The ship from Orkney sail’d, now ruled by Charles,
Whereof the Sinclairs long time had been earls,
Whose lord, then William, was, by Scotlands king
(Called Robert Second; First whence Stewarts spring)
Sent with his second son to France, called James,
Who eighteen years lived captivate at Thames.
This prisoner last turned king, called James the First,
Who Sinclair's credit kept in honour's thirst.
The galley was the badge of Caithness lords,
As Malcolm Canmore’s reign at length records,
Which was to Magnus given for service done
Against Macbeath, usurper of his crown,
All which survey'd, at last the midmost gate
Designed to me the arms of that great 'state,
The Earls of Caithness; to whose praise imbaged
Thy muse must mount, and here's my pen incadg'd;
First then their arms; a cross did me produce
Limb'd like a scallet, traced with flour de luce;
The lion, red and rag’d, two times divided
From coin to coin as heralds have decided:
The third join'd stance denotes to me a galley,
That on their sea-wrapt foes dare make a sally;
The fourth a gallant ship, puft with taunt sail
'Gainst them their ocean dare, or coast assail:
On whose bent crest a pelican doth sit -
An emblem for like love, drawn wondrous fit:
Who as she feeds her young with her hearts blood
Denotes these lords, to theirs, like kind, like good:
Whose best supporters guard both sea and land
Two stern-drawn griffins, in their strength do stand:
Their dictum bears this verdict, for heavens ode:
Ascrib’d this clause, Commit thy work to God.

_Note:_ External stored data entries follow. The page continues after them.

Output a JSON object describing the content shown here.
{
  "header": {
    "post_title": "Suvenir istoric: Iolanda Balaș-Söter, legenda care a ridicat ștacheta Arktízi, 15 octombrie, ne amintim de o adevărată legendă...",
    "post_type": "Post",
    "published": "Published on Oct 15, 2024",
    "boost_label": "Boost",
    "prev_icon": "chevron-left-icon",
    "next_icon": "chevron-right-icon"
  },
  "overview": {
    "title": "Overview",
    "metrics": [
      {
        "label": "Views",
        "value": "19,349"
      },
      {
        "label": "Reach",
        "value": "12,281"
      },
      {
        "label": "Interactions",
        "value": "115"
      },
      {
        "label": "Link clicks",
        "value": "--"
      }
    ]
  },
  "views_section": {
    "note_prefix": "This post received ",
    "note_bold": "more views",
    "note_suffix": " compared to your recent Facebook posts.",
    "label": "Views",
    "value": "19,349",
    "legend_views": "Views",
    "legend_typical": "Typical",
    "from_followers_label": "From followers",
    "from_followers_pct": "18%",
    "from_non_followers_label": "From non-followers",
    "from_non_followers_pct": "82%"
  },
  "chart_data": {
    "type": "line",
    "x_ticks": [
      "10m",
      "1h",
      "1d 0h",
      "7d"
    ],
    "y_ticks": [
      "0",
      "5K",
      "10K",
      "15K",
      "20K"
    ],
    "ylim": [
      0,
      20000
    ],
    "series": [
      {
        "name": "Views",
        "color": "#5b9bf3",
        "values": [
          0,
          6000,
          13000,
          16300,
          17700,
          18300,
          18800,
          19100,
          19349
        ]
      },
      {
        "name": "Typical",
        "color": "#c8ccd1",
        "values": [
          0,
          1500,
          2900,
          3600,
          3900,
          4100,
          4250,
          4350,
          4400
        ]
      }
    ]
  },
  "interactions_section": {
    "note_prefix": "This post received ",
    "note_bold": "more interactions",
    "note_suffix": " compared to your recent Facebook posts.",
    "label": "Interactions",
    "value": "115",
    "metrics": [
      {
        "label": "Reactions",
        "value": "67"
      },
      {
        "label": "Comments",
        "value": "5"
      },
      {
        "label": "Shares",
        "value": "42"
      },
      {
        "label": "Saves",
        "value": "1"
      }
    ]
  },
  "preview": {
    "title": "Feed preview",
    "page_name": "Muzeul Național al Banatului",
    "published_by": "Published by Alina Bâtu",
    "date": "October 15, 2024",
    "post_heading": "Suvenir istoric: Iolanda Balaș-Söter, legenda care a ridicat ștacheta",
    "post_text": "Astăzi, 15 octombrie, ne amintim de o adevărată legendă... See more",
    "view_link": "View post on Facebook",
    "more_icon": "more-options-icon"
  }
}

O sacred motto! Bishop Sinclair's strain
Who turned Fyfe's lord on Scotland's foes again.
Lo! here's the arms of Caithness, here's the stock!
On which branched boughs rely as on a rock.
But further in I found like arms more patent,
To kind Sir William and his line as latent;
The premier accade of that noble race,
Who for his virtue may reclaim the place;
Whose arms, with tongue and buckle, now they make
Fast cross sign ty'd, for a fair Lesly’s sake.
The lion hunts o'er land; the ship, the sea;
The ragged cross can scale high walls; we see
The wing-laid galley with her factious oars,
Both heavens and floods command, and circling shores;
The feathered griffin flies, 0 grim-limb'd beast !
That winging sea and land, upholds thy crest;
But for the pelicans life-sprung kind story
Makes honour sing, Virtute et amore.
[Sir William Sinclair’s motto]

The lion came, by an heretrix to pass,
By marriage, whose sire was sirnamed Douglas.
Where, after him, the Sinclair now record
Was Sheriff of Dumfries and Nithsdales lord,
Whose wife was niece to good King James the Third:
Who for exchange 'twixt Wick and Southern Nidde,
Did lands excambiate; whence this Caithness soil
Stands fast for them; the rest their friends recoil.
Then circle-bounded Caithness, Sinclairs ground,
Which Pentland Firth environs, Orkney's sound;
Whose top is Dunkane’s bay, the root the Ord.
Long may it long stand fast for their true lord;
And as long, too, heavens grant what I require,
The race of Maji may in that stock aspire,
Till any age may lust, time's glass be run,
For earth's last dark eclipse, of no more sun.